In this analysis, a bi-gram network was constructed based on the entire review text without filtering of Bing lexicons. This is an approach that is not limited to sentimental words, but can better reflect the natural language use and contextual connectivity.
# To construct the bi-gram network, the original 'movie_review' data set must be reloaded, as bi-gram tokenization requires access to the raw, untokenized text.
#Bi-gram data processing
review_pos_bigram <- movie_review %>%
mutate(review_id = row_number()) %>%
filter(sentiment == "positive") %>%
unnest_tokens(bigram, review, token = "ngrams", n = 2) %>%
filter(!is.na(bigram))
#Dividing each bi-gram into word1 and word2 based on space
review_pos_seperated <- review_pos_bigram %>%
separate(bigram, c("word1", "word2"), sep = " ")
#Removing stop words, numbers, and html code
pos_bigrams_filtered <- review_pos_seperated %>%
filter(!word1 %in% stop_words$word) %>%
filter(!word2 %in% stop_words$word) %>%
filter(!str_detect(word1, "^\\d+$"),
!str_detect(word2, "^\\d+$")) %>%
filter(word1 != "br", word2 != "br")
pos_bigrams_counted <- pos_bigrams_filtered %>%
count(word1, word2, sort = TRUE)
pos_bigrams_graph <- pos_bigrams_counted %>%
filter(n > 200) %>% #To increase network graph visibility
graph_from_data_frame()
set.seed(123)
ggraph(pos_bigrams_graph, layout = "fr") +
geom_edge_link(aes(edge_alpha = n), edge_colour = "gray50") +
geom_node_point(color = "tomato", size = 2) +
geom_node_text(aes(label = name), vjust = 1, hjust = 1, repel = TRUE) +
theme_void() +
labs(title = "Bigram Network of Positive Reviews")
#Bi-gram data processing
review_neg_bigram <- movie_review %>%
mutate(review_id = row_number()) %>%
filter(sentiment == "negative") %>%
unnest_tokens(bigram, review , token = "ngrams", n = 2) %>%
filter(!is.na(bigram))
review_neg_seperated <- review_neg_bigram %>%
separate(bigram, c("word1", "word2"), sep = " ")
neg_bigrams_filtered <- review_neg_seperated %>%
filter(!word1 %in% stop_words$word) %>%
filter(!word2 %in% stop_words$word) %>%
filter(!str_detect(word1, "^\\d+$"),
!str_detect(word2, "^\\d+$")) %>%
filter(word1 != "br", word2 != "br")
neg_bigrams_counted <- neg_bigrams_filtered %>%
count(word1, word2, sort = TRUE)
neg_bigrams_graph <- neg_bigrams_counted %>%
filter(n > 200) %>%
graph_from_data_frame()
set.seed(123)
ggraph(neg_bigrams_graph, layout = "fr") +
geom_edge_link(aes(edge_alpha = n), edge_colour = "gray50") +
geom_node_point(color = "lightblue", size = 2) +
geom_node_text(aes(label = name), vjust = 1, hjust = 1, repel = TRUE) +
theme_void() +
labs(title = "Bigram Network of Negative Reviews")
In positive reviews, there were many networks such as ‘romantic comedy’ and ‘highly recommended’, and in negative reviews, words such as ‘worst’, ‘bad’, and ‘plot holes’ were seen.
This allowed a clearer understanding of the trends and topic flows of word pairs frequently used in positive and negative reviews.

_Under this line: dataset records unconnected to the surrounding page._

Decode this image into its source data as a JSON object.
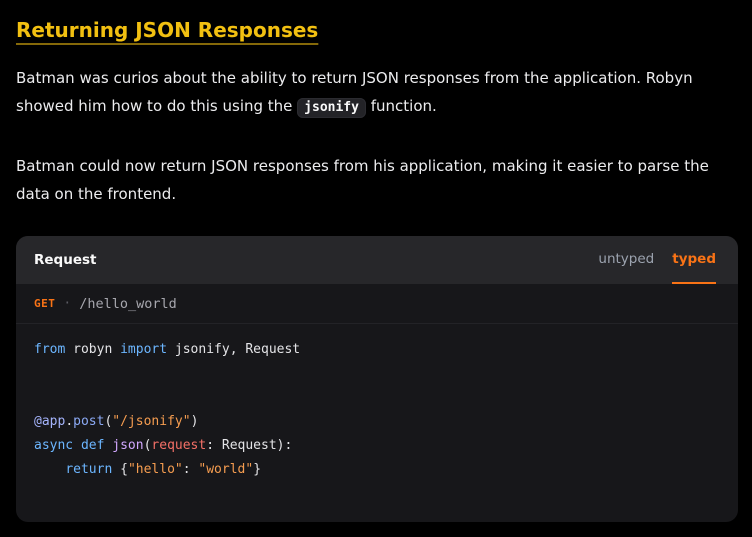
{
  "page": {
    "background": "#000000"
  },
  "heading": {
    "text": "Returning JSON Responses",
    "color": "#f2c011"
  },
  "paragraphs": {
    "p1_before": "Batman was curios about the ability to return JSON responses from the application. Robyn showed him how to do this using the ",
    "p1_inline_code": "jsonify",
    "p1_after": " function.",
    "p2": "Batman could now return JSON responses from his application, making it easier to parse the data on the frontend."
  },
  "request_card": {
    "title": "Request",
    "tabs": [
      {
        "label": "untyped",
        "active": false
      },
      {
        "label": "typed",
        "active": true
      }
    ],
    "accent_orange": "#f97316",
    "route": {
      "method": "GET",
      "separator": "·",
      "path": "/hello_world"
    },
    "code": {
      "language": "python",
      "plain_text": "from robyn import jsonify, Request\n\n\n@app.post(\"/jsonify\")\nasync def json(request: Request):\n    return {\"hello\": \"world\"}",
      "palette": {
        "kw": "#6cb6ff",
        "plain": "#e4e4e7",
        "deco": "#a5b4fc",
        "meth": "#8caaf5",
        "fn": "#d2a8ff",
        "param": "#f47067",
        "str": "#f69d50"
      },
      "lines": [
        [
          {
            "t": "from",
            "c": "kw"
          },
          {
            "t": " robyn ",
            "c": "plain"
          },
          {
            "t": "import",
            "c": "kw"
          },
          {
            "t": " jsonify, Request",
            "c": "plain"
          }
        ],
        [],
        [],
        [
          {
            "t": "@app",
            "c": "deco"
          },
          {
            "t": ".",
            "c": "plain"
          },
          {
            "t": "post",
            "c": "meth"
          },
          {
            "t": "(",
            "c": "plain"
          },
          {
            "t": "\"/jsonify\"",
            "c": "str"
          },
          {
            "t": ")",
            "c": "plain"
          }
        ],
        [
          {
            "t": "async",
            "c": "kw"
          },
          {
            "t": " ",
            "c": "plain"
          },
          {
            "t": "def",
            "c": "kw"
          },
          {
            "t": " ",
            "c": "plain"
          },
          {
            "t": "json",
            "c": "fn"
          },
          {
            "t": "(",
            "c": "plain"
          },
          {
            "t": "request",
            "c": "param"
          },
          {
            "t": ": Request):",
            "c": "plain"
          }
        ],
        [
          {
            "t": "    ",
            "c": "plain"
          },
          {
            "t": "return",
            "c": "kw"
          },
          {
            "t": " {",
            "c": "plain"
          },
          {
            "t": "\"hello\"",
            "c": "str"
          },
          {
            "t": ": ",
            "c": "plain"
          },
          {
            "t": "\"world\"",
            "c": "str"
          },
          {
            "t": "}",
            "c": "plain"
          }
        ]
      ]
    }
  }
}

In particular, it is meaningful in that by using bi-grams rather than single word-centered analysis, it was possible to grasp more realistically in what context and how sentimental expression is used.
Furthermore, it is expected that it will be able to contribute to understanding the characteristics of the actual language-based language in designing an sentiment analysis model that reflects sentence structure or vocabulary context in the future.
Based on ‘IMDB movie review data’, this analysis examined the characteristics of sentimental expression by comparing the association with sentimental words that frequently appear in positive and negative reviews.
This study suggests that when creating content and developing an sentimental analysis model, the complexity of context and sentiment should be considered beyond a simple dichotomous approach. Furthermore, it can also provide insights into sentimental factors that induce positive reactions.